The pandemic has highlighted the need to be prepared for emergencies. So take time before the end of the year to create an in-case-of-emergency file that includes your estate planning documents, life insurance policies, final wishes, list of accounts with usernames and passwords, and list of doctors, medical history and prescription drugs. Then let your loved ones know how to access this file if something happens to you so that they will have all of the information they need when an emergency strikes.

Sign up for monitoring to protect your credit and identity

Unfortunately, older adults often are the targets of scammers because scammers assume retirees have ample retirement savings or a stream of income from pensions or Social Security they can steal. To boost your defenses against scammers, consider using technology such as Carefull to monitor your credit and personal information for misuse and your financial accounts for unusual transactions. You’ll get alerts by email and text message when Carefull spots something unusual. 

Revisit your plan for long-term care

Each year you wait to buy a long-term care insurance policy or life insurance policy with long-term care benefits, the more it will cost you. If you wait until your late 60s or early 70s, you run the risk of not qualifying for coverage. 

It’s essential to have a way to pay for long-term care because there is a high chance that you will need it (more than half of adults 65 and older do).
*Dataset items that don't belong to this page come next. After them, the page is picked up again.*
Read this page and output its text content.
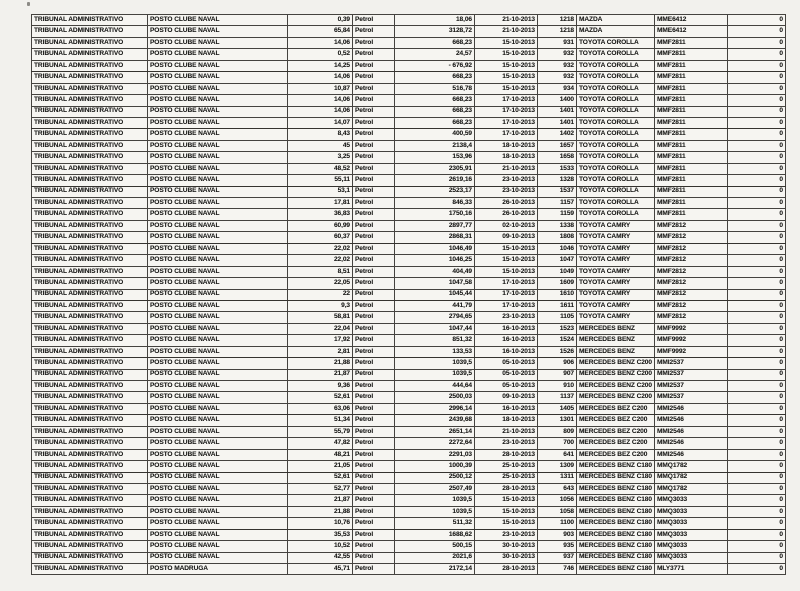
TRIBUNAL ADMINISTRATIVO	POSTO CLUBE NAVAL	0,39	Petrol	18,06	21-10-2013	1218	MAZDA	MME6412	0
TRIBUNAL ADMINISTRATIVO	POSTO CLUBE NAVAL	65,84	Petrol	3128,72	21-10-2013	1218	MAZDA	MME6412	0
TRIBUNAL ADMINISTRATIVO	POSTO CLUBE NAVAL	14,06	Petrol	668,23	15-10-2013	931	TOYOTA COROLLA	MMF2811	0
TRIBUNAL ADMINISTRATIVO	POSTO CLUBE NAVAL	0,52	Petrol	24,57	15-10-2013	932	TOYOTA COROLLA	MMF2811	0
TRIBUNAL ADMINISTRATIVO	POSTO CLUBE NAVAL	14,25	Petrol	- 676,92	15-10-2013	932	TOYOTA COROLLA	MMF2811	0
TRIBUNAL ADMINISTRATIVO	POSTO CLUBE NAVAL	14,06	Petrol	668,23	15-10-2013	932	TOYOTA COROLLA	MMF2811	0
TRIBUNAL ADMINISTRATIVO	POSTO CLUBE NAVAL	10,87	Petrol	516,78	15-10-2013	934	TOYOTA COROLLA	MMF2811	0
TRIBUNAL ADMINISTRATIVO	POSTO CLUBE NAVAL	14,06	Petrol	668,23	17-10-2013	1400	TOYOTA COROLLA	MMF2811	0
TRIBUNAL ADMINISTRATIVO	POSTO CLUBE NAVAL	14,06	Petrol	668,23	17-10-2013	1401	TOYOTA COROLLA	MMF2811	0
TRIBUNAL ADMINISTRATIVO	POSTO CLUBE NAVAL	14,07	Petrol	668,23	17-10-2013	1401	TOYOTA COROLLA	MMF2811	0
TRIBUNAL ADMINISTRATIVO	POSTO CLUBE NAVAL	8,43	Petrol	400,59	17-10-2013	1402	TOYOTA COROLLA	MMF2811	0
TRIBUNAL ADMINISTRATIVO	POSTO CLUBE NAVAL	45	Petrol	2138,4	18-10-2013	1657	TOYOTA COROLLA	MMF2811	0
TRIBUNAL ADMINISTRATIVO	POSTO CLUBE NAVAL	3,25	Petrol	153,96	18-10-2013	1658	TOYOTA COROLLA	MMF2811	0
TRIBUNAL ADMINISTRATIVO	POSTO CLUBE NAVAL	48,52	Petrol	2305,91	21-10-2013	1533	TOYOTA COROLLA	MMF2811	0
TRIBUNAL ADMINISTRATIVO	POSTO CLUBE NAVAL	55,11	Petrol	2619,16	23-10-2013	1328	TOYOTA COROLLA	MMF2811	0
TRIBUNAL ADMINISTRATIVO	POSTO CLUBE NAVAL	53,1	Petrol	2523,17	23-10-2013	1537	TOYOTA COROLLA	MMF2811	0
TRIBUNAL ADMINISTRATIVO	POSTO CLUBE NAVAL	17,81	Petrol	846,33	26-10-2013	1157	TOYOTA COROLLA	MMF2811	0
TRIBUNAL ADMINISTRATIVO	POSTO CLUBE NAVAL	36,83	Petrol	1750,16	26-10-2013	1159	TOYOTA COROLLA	MMF2811	0
TRIBUNAL ADMINISTRATIVO	POSTO CLUBE NAVAL	60,99	Petrol	2897,77	02-10-2013	1338	TOYOTA CAMRY	MMF2812	0
TRIBUNAL ADMINISTRATIVO	POSTO CLUBE NAVAL	60,37	Petrol	2868,31	09-10-2013	1808	TOYOTA CAMRY	MMF2812	0
TRIBUNAL ADMINISTRATIVO	POSTO CLUBE NAVAL	22,02	Petrol	1046,49	15-10-2013	1046	TOYOTA CAMRY	MMF2812	0
TRIBUNAL ADMINISTRATIVO	POSTO CLUBE NAVAL	22,02	Petrol	1046,25	15-10-2013	1047	TOYOTA CAMRY	MMF2812	0
TRIBUNAL ADMINISTRATIVO	POSTO CLUBE NAVAL	8,51	Petrol	404,49	15-10-2013	1049	TOYOTA CAMRY	MMF2812	0
TRIBUNAL ADMINISTRATIVO	POSTO CLUBE NAVAL	22,05	Petrol	1047,58	17-10-2013	1609	TOYOTA CAMRY	MMF2812	0
TRIBUNAL ADMINISTRATIVO	POSTO CLUBE NAVAL	22	Petrol	1045,44	17-10-2013	1610	TOYOTA CAMRY	MMF2812	0
TRIBUNAL ADMINISTRATIVO	POSTO CLUBE NAVAL	9,3	Petrol	441,79	17-10-2013	1611	TOYOTA CAMRY	MMF2812	0
TRIBUNAL ADMINISTRATIVO	POSTO CLUBE NAVAL	58,81	Petrol	2794,65	23-10-2013	1105	TOYOTA CAMRY	MMF2812	0
TRIBUNAL ADMINISTRATIVO	POSTO CLUBE NAVAL	22,04	Petrol	1047,44	16-10-2013	1523	MERCEDES BENZ	MMF9992	0
TRIBUNAL ADMINISTRATIVO	POSTO CLUBE NAVAL	17,92	Petrol	851,32	16-10-2013	1524	MERCEDES BENZ	MMF9992	0
TRIBUNAL ADMINISTRATIVO	POSTO CLUBE NAVAL	2,81	Petrol	133,53	16-10-2013	1526	MERCEDES BENZ	MMF9992	0
TRIBUNAL ADMINISTRATIVO	POSTO CLUBE NAVAL	21,88	Petrol	1039,5	05-10-2013	906	MERCEDES BENZ C200	MMI2537	0
TRIBUNAL ADMINISTRATIVO	POSTO CLUBE NAVAL	21,87	Petrol	1039,5	05-10-2013	907	MERCEDES BENZ C200	MMI2537	0
TRIBUNAL ADMINISTRATIVO	POSTO CLUBE NAVAL	9,36	Petrol	444,64	05-10-2013	910	MERCEDES BENZ C200	MMI2537	0
TRIBUNAL ADMINISTRATIVO	POSTO CLUBE NAVAL	52,61	Petrol	2500,03	09-10-2013	1137	MERCEDES BENZ C200	MMI2537	0
TRIBUNAL ADMINISTRATIVO	POSTO CLUBE NAVAL	63,06	Petrol	2996,14	16-10-2013	1405	MERCEDES BEZ C200	MMI2546	0
TRIBUNAL ADMINISTRATIVO	POSTO CLUBE NAVAL	51,34	Petrol	2439,68	18-10-2013	1301	MERCEDES BEZ C200	MMI2546	0
TRIBUNAL ADMINISTRATIVO	POSTO CLUBE NAVAL	55,79	Petrol	2651,14	21-10-2013	809	MERCEDES BEZ C200	MMI2546	0
TRIBUNAL ADMINISTRATIVO	POSTO CLUBE NAVAL	47,82	Petrol	2272,64	23-10-2013	700	MERCEDES BEZ C200	MMI2546	0
TRIBUNAL ADMINISTRATIVO	POSTO CLUBE NAVAL	48,21	Petrol	2291,03	28-10-2013	641	MERCEDES BEZ C200	MMI2546	0
TRIBUNAL ADMINISTRATIVO	POSTO CLUBE NAVAL	21,05	Petrol	1000,39	25-10-2013	1309	MERCEDES BENZ C180	MMQ1782	0
TRIBUNAL ADMINISTRATIVO	POSTO CLUBE NAVAL	52,61	Petrol	2500,12	25-10-2013	1311	MERCEDES BENZ C180	MMQ1782	0
TRIBUNAL ADMINISTRATIVO	POSTO CLUBE NAVAL	52,77	Petrol	2507,49	28-10-2013	643	MERCEDES BENZ C180	MMQ1782	0
TRIBUNAL ADMINISTRATIVO	POSTO CLUBE NAVAL	21,87	Petrol	1039,5	15-10-2013	1056	MERCEDES BENZ C180	MMQ3033	0
TRIBUNAL ADMINISTRATIVO	POSTO CLUBE NAVAL	21,88	Petrol	1039,5	15-10-2013	1058	MERCEDES BENZ C180	MMQ3033	0
TRIBUNAL ADMINISTRATIVO	POSTO CLUBE NAVAL	10,76	Petrol	511,32	15-10-2013	1100	MERCEDES BENZ C180	MMQ3033	0
TRIBUNAL ADMINISTRATIVO	POSTO CLUBE NAVAL	35,53	Petrol	1688,62	23-10-2013	903	MERCEDES BENZ C180	MMQ3033	0
TRIBUNAL ADMINISTRATIVO	POSTO CLUBE NAVAL	10,52	Petrol	500,15	30-10-2013	935	MERCEDES BENZ C180	MMQ3033	0
TRIBUNAL ADMINISTRATIVO	POSTO CLUBE NAVAL	42,55	Petrol	2021,6	30-10-2013	937	MERCEDES BENZ C180	MMQ3033	0
TRIBUNAL ADMINISTRATIVO	POSTO MADRUGA	45,71	Petrol	2172,14	28-10-2013	746	MERCEDES BENZ C180	MLY3771	0
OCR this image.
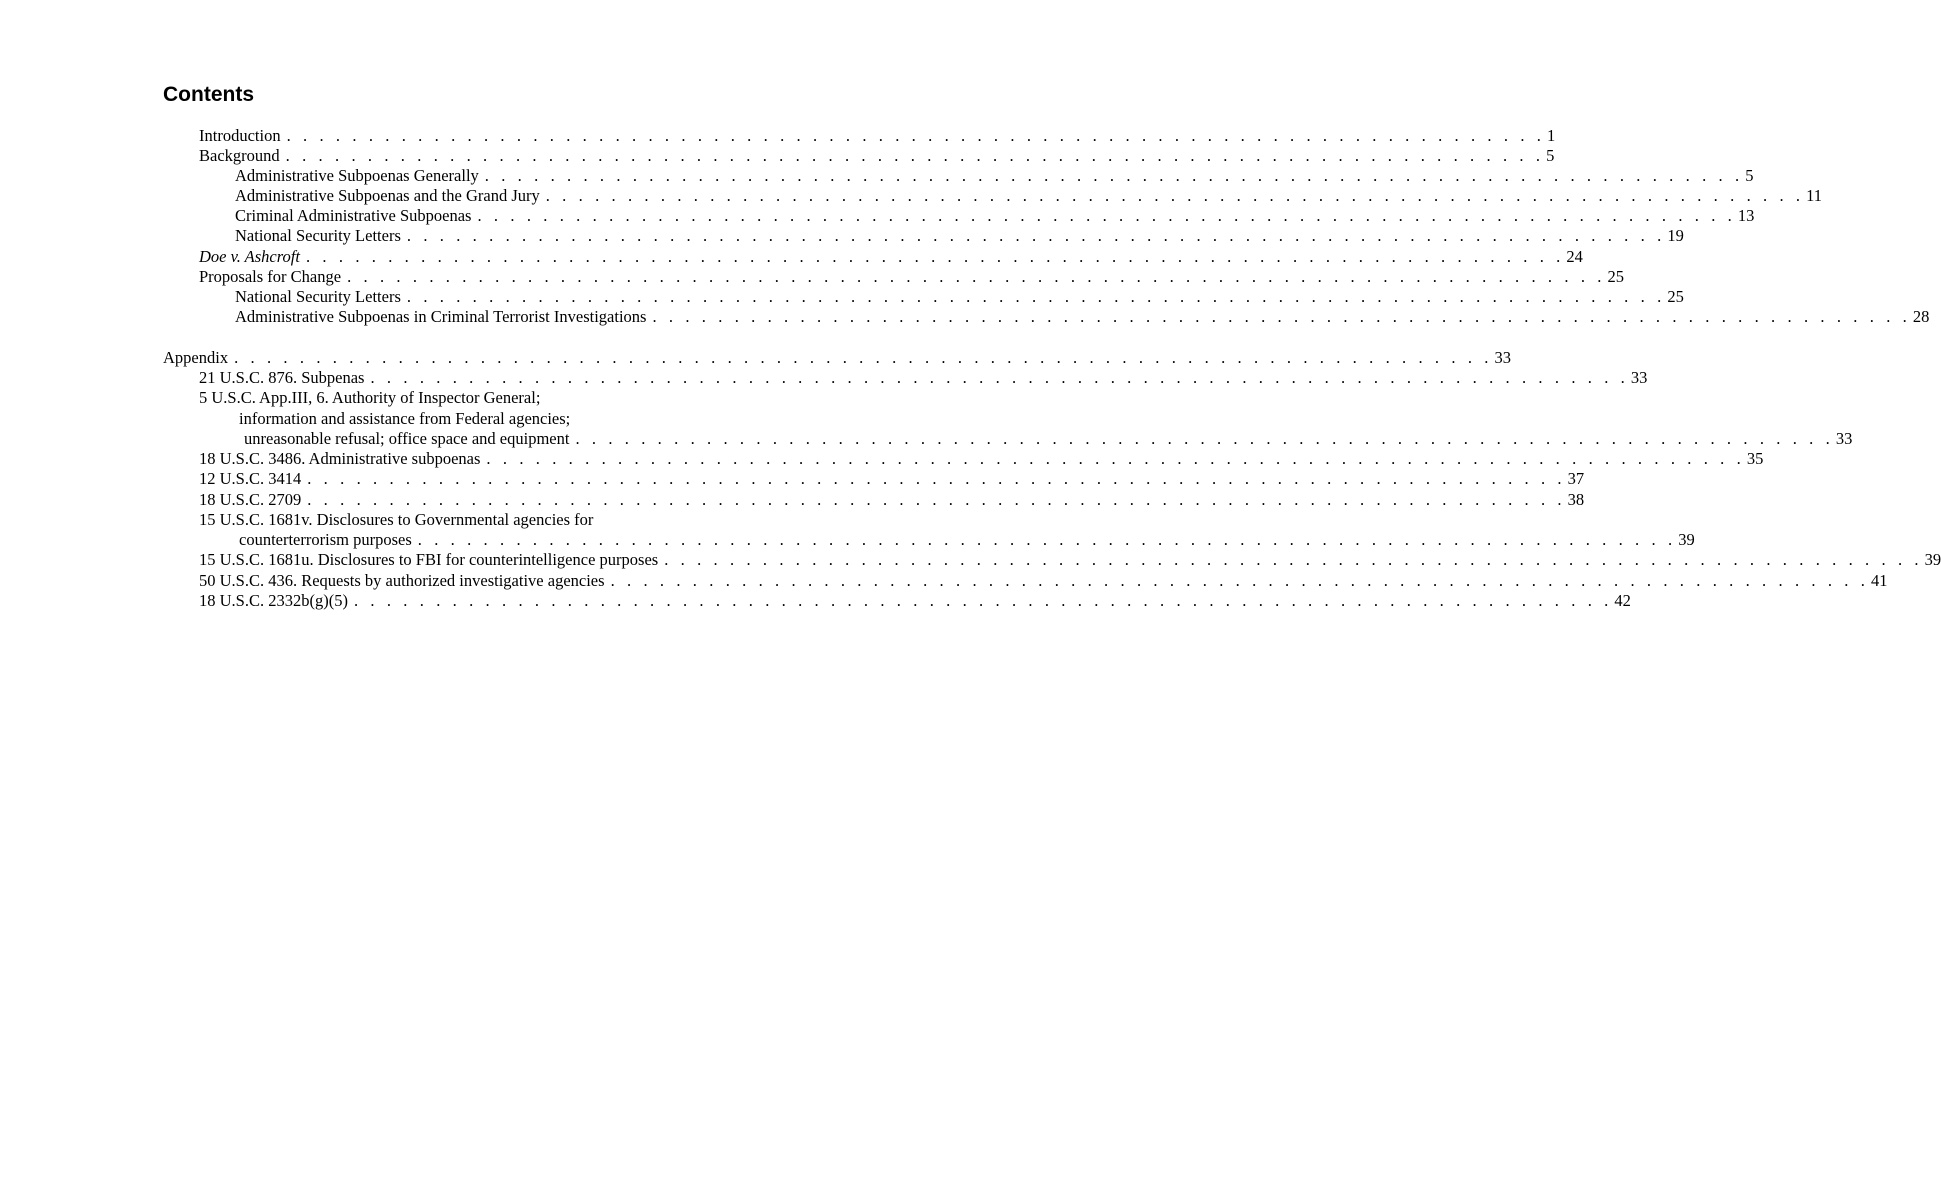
Contents
Introduction . . . . . . . . . . . . . . . . . . . . . . . . . . . . . . . . . . . . . . . . . . . . . . . . . . . . . . . . . . . . . . . . . . . . . . . . . . . . . 1
Background . . . . . . . . . . . . . . . . . . . . . . . . . . . . . . . . . . . . . . . . . . . . . . . . . . . . . . . . . . . . . . . . . . . . . . . . . . . . . 5
Administrative Subpoenas Generally . . . . . . . . . . . . . . . . . . . . . . . . . . . . . . . . . . . . . . . . . . . . . . . . . . . . . . . . . . . . . . . . . . . . . . . . . . . . . 5
Administrative Subpoenas and the Grand Jury . . . . . . . . . . . . . . . . . . . . . . . . . . . . . . . . . . . . . . . . . . . . . . . . . . . . . . . . . . . . . . . . . . . . . . . . . . . . . 11
Criminal Administrative Subpoenas . . . . . . . . . . . . . . . . . . . . . . . . . . . . . . . . . . . . . . . . . . . . . . . . . . . . . . . . . . . . . . . . . . . . . . . . . . . . . 13
National Security Letters . . . . . . . . . . . . . . . . . . . . . . . . . . . . . . . . . . . . . . . . . . . . . . . . . . . . . . . . . . . . . . . . . . . . . . . . . . . . . 19
Doe v. Ashcroft . . . . . . . . . . . . . . . . . . . . . . . . . . . . . . . . . . . . . . . . . . . . . . . . . . . . . . . . . . . . . . . . . . . . . . . . . . . . . 24
Proposals for Change . . . . . . . . . . . . . . . . . . . . . . . . . . . . . . . . . . . . . . . . . . . . . . . . . . . . . . . . . . . . . . . . . . . . . . . . . . . . . 25
National Security Letters . . . . . . . . . . . . . . . . . . . . . . . . . . . . . . . . . . . . . . . . . . . . . . . . . . . . . . . . . . . . . . . . . . . . . . . . . . . . . 25
Administrative Subpoenas in Criminal Terrorist Investigations . . . . . . . . . . . . . . . . . . . . . . . . . . . . . . . . . . . . . . . . . . . . . . . . . . . . . . . . . . . . . . . . . . . . . . . . . . . . . 28
Appendix . . . . . . . . . . . . . . . . . . . . . . . . . . . . . . . . . . . . . . . . . . . . . . . . . . . . . . . . . . . . . . . . . . . . . . . . . . . . . 33
21 U.S.C. 876. Subpenas . . . . . . . . . . . . . . . . . . . . . . . . . . . . . . . . . . . . . . . . . . . . . . . . . . . . . . . . . . . . . . . . . . . . . . . . . . . . . 33
5 U.S.C. App.III, 6. Authority of Inspector General;
information and assistance from Federal agencies;
unreasonable refusal; office space and equipment . . . . . . . . . . . . . . . . . . . . . . . . . . . . . . . . . . . . . . . . . . . . . . . . . . . . . . . . . . . . . . . . . . . . . . . . . . . . . 33
18 U.S.C. 3486. Administrative subpoenas . . . . . . . . . . . . . . . . . . . . . . . . . . . . . . . . . . . . . . . . . . . . . . . . . . . . . . . . . . . . . . . . . . . . . . . . . . . . . 35
12 U.S.C. 3414 . . . . . . . . . . . . . . . . . . . . . . . . . . . . . . . . . . . . . . . . . . . . . . . . . . . . . . . . . . . . . . . . . . . . . . . . . . . . . 37
18 U.S.C. 2709 . . . . . . . . . . . . . . . . . . . . . . . . . . . . . . . . . . . . . . . . . . . . . . . . . . . . . . . . . . . . . . . . . . . . . . . . . . . . . 38
15 U.S.C. 1681v. Disclosures to Governmental agencies for
counterterrorism purposes . . . . . . . . . . . . . . . . . . . . . . . . . . . . . . . . . . . . . . . . . . . . . . . . . . . . . . . . . . . . . . . . . . . . . . . . . . . . . 39
15 U.S.C. 1681u. Disclosures to FBI for counterintelligence purposes . . . . . . . . . . . . . . . . . . . . . . . . . . . . . . . . . . . . . . . . . . . . . . . . . . . . . . . . . . . . . . . . . . . . . . . . . . . . . 39
50 U.S.C. 436. Requests by authorized investigative agencies . . . . . . . . . . . . . . . . . . . . . . . . . . . . . . . . . . . . . . . . . . . . . . . . . . . . . . . . . . . . . . . . . . . . . . . . . . . . . 41
18 U.S.C. 2332b(g)(5) . . . . . . . . . . . . . . . . . . . . . . . . . . . . . . . . . . . . . . . . . . . . . . . . . . . . . . . . . . . . . . . . . . . . . . . . . . . . . 42
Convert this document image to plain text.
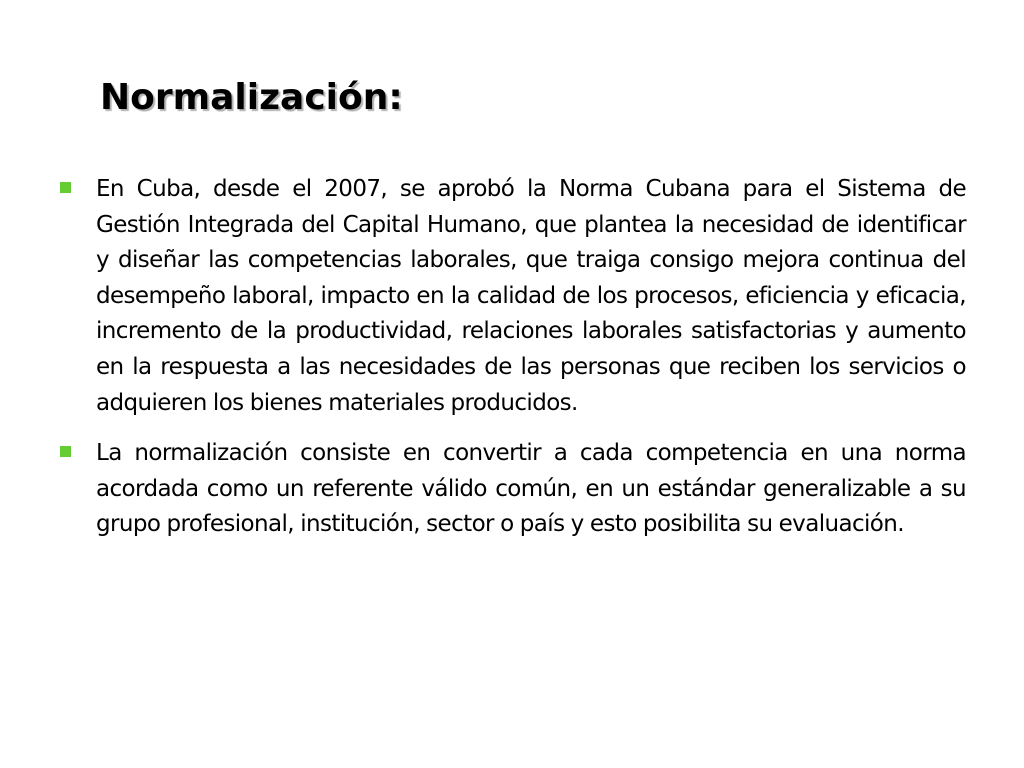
Normalización:
En Cuba, desde el 2007, se aprobó la Norma Cubana para el Sistema de Gestión Integrada del Capital Humano, que plantea la necesidad de identificar y diseñar las competencias laborales, que traiga consigo mejora continua del desempeño laboral, impacto en la calidad de los procesos, eficiencia y eficacia, incremento de la productividad, relaciones laborales satisfactorias y aumento en la respuesta a las necesidades de las personas que reciben los servicios o adquieren los bienes materiales producidos.
La normalización consiste en convertir a cada competencia en una norma acordada como un referente válido común, en un estándar generalizable a su grupo profesional, institución, sector o país y esto posibilita su evaluación.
The cost of care ranges from more than $4,000 a month for a home health aide or assisted living to more than $8,000 a month for a private room in a skilled nursing facility, according to Genworth’s Cost of Care Survey. And Medicare does not pay for this sort of care.

To find out more about long-term care insurance, work with an insurance broker who works with several insurance companies and can help compare plans for you. You can find a broker through the American Association for Long-Term Care.